France-Amérique: How did you go from being a student at the Sorbonne to a professor at one of the most prestigious universities in the United States?
Séverine Autesserre: Serendipity! By chance, I took part in a Doctors Without Borders mission in the Congo and I fell in love with the country. I then participated in an exchange program between Sciences Po in Paris and Columbia in New York City. And now I am chair of the political science department at one of the few women’s colleges in the country. Barnard is a place of peace for female students and faculty alike, since gender discrimination in the United States is far from over.
What have you learned from your time in the Congo?
In France, we have elective affinities for certain parts of Africa. I felt particularly at home in this country and among its cultures.
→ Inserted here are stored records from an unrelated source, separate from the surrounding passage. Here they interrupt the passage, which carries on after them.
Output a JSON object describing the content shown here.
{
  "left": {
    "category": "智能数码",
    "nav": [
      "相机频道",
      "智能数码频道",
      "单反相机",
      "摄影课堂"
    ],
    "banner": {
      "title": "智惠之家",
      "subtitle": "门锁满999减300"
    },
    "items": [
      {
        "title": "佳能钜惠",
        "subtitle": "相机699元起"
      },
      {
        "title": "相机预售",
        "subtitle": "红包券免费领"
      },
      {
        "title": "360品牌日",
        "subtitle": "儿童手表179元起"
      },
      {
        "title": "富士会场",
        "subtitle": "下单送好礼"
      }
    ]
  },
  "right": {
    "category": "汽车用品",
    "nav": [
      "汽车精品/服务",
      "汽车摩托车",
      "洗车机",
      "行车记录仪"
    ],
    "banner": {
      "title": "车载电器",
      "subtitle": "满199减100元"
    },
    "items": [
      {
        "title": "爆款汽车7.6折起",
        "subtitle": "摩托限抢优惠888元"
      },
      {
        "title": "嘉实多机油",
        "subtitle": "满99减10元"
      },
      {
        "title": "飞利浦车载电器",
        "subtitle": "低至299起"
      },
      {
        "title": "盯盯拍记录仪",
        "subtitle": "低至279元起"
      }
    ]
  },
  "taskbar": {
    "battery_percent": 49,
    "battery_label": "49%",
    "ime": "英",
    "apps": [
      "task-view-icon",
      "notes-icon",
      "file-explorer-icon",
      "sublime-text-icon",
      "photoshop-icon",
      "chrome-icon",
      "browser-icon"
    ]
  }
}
But the Congo is also the setting of the longest and deadliest conflict since World War II. At least ten million people have died since the 1960s. Paradoxically, there is little research on this country, except by local academics, who garner almost no attention in the West.
You’ve been described as an activiste de la paix in French. What does this mean?
It is an attempt to translate the expression “peacebuilder.” I try to work as a researcher while also making sure to come down from my ivory tower to stay connected to populations affected by wars – whether in Israel or Palestine, Ukraine, South Sudan, Burundi, Colombia, Cyprus, or Timor-Leste. I want to write to change things and bring us closer to peace.
Of all your experiences in the field, which has left the most lasting impression?
During one of my first trips to the Congo, in 2003, when I was working for Doctors Without Borders, I met a woman who was my age – I call her “Isabelle” in the book. A local militia had attacked her village. They had killed many men, raped many women, and looted everything. When they tried to kidnap Isabelle, her husband stepped in and said: “No, please, don’t take her, take me instead.” So he went to the forest with the militiamen, and Isabelle never saw him again. The rebels didn’t attack Isabelle’s village because of anything related to national or international tensions, such as the war between the Congo, Rwanda, and Uganda, which was the focus of peace efforts at the time. Instead, it was because they wanted to take the land that the villagers needed to grow food and survive. Isabelle’s story has stayed in my mind all these years because it embodies the awful consequences of local disputes that foreign peacebuilders so often ignore, and the absolute necessity to resolve conflicts from the bottom up as well as from the top down. This was when I first realized that we had to change the way we view and build peace.
You are critical of international institutions, particularly those that revolve around the U.N. You criticize them for their cost, ignorance of local cultures, and lack of results.
That’s right. I ironically refer to these institutional players as part of a great enterprise that I call “Peace & Co.” I’m not condemning them all, but I do feel obligated to point out that not one of the major peace processes overseen by this multinational has succeeded. We can’t point to a single success story. Given this record, I would say that these institutions can do better. In particular, they should stop solely consulting the elites of warring countries, and instead listen more closely to the people. Initially, the conflicts dealt with from above by Peace & Co. were not national struggles, but local quarrels over access to land and economic resources. But rather than getting closer to the people on the ground, Peace & Co. tends to assume that highly-paid international specialists know more than local experts.
You seem to like metaphors. You condemn Peace & Co., but you are yourself a citizen of “Peaceland” – the name of your second book, published in 2014 – home to the world’s peace professionals.
Yes, but I am both an insider and an outsider. I work with diplomats and experts, but I spend most of my time with local assemblies and NGOs trying to resolve conflicts at a grassroots level. The contrast between these two worlds is striking.
Does this mean that non-governmental organizations are both more exemplary and more effective?
I would take a more nuanced approach. It all depends on the individuals working for peace, whether they are in major international institutions or in non-governmental organizations. I’m not pitting institutions against NGOs. I believe that, to build peace, we need to combine approaches: intervention from above by working with international experts, but also intervention from below by approaching local groups and charities. In the Congo, I have seen how all conflicts are first and foremost local, whereas international institutions treat war as a whole without taking into account the country’s nuances and cultures.
As it happens, the Congo held presidential, legislative, provincial, and municipal elections last December. Yet you deny that democracy can bring peace to countries in conflict.
Democracy is more than just elections. In countries in conflict, international institutions fetishize elections while ignoring the fact that before they take place, there is neither freedom of expression nor the freedom to campaign. Worse still, elections often exacerbate local conflicts.
In two major conflicts that are currently of great concern, in Ukraine and Gaza, do you feel that your small-scale, local approach to building on-the-ground solidarity is applicable?
Yes, which may surprise some people. The rare experiments focusing on peaceful coexistence between Palestinians and Israelis have taken place within local organizations, at the village level. And they’ve had good results. Similarly, the peacebuilders I met in Ukraine also believe that a bottom-up approach to peace is both possible and necessary. Not as a substitute for the top-down approach, but as an indispensable addition.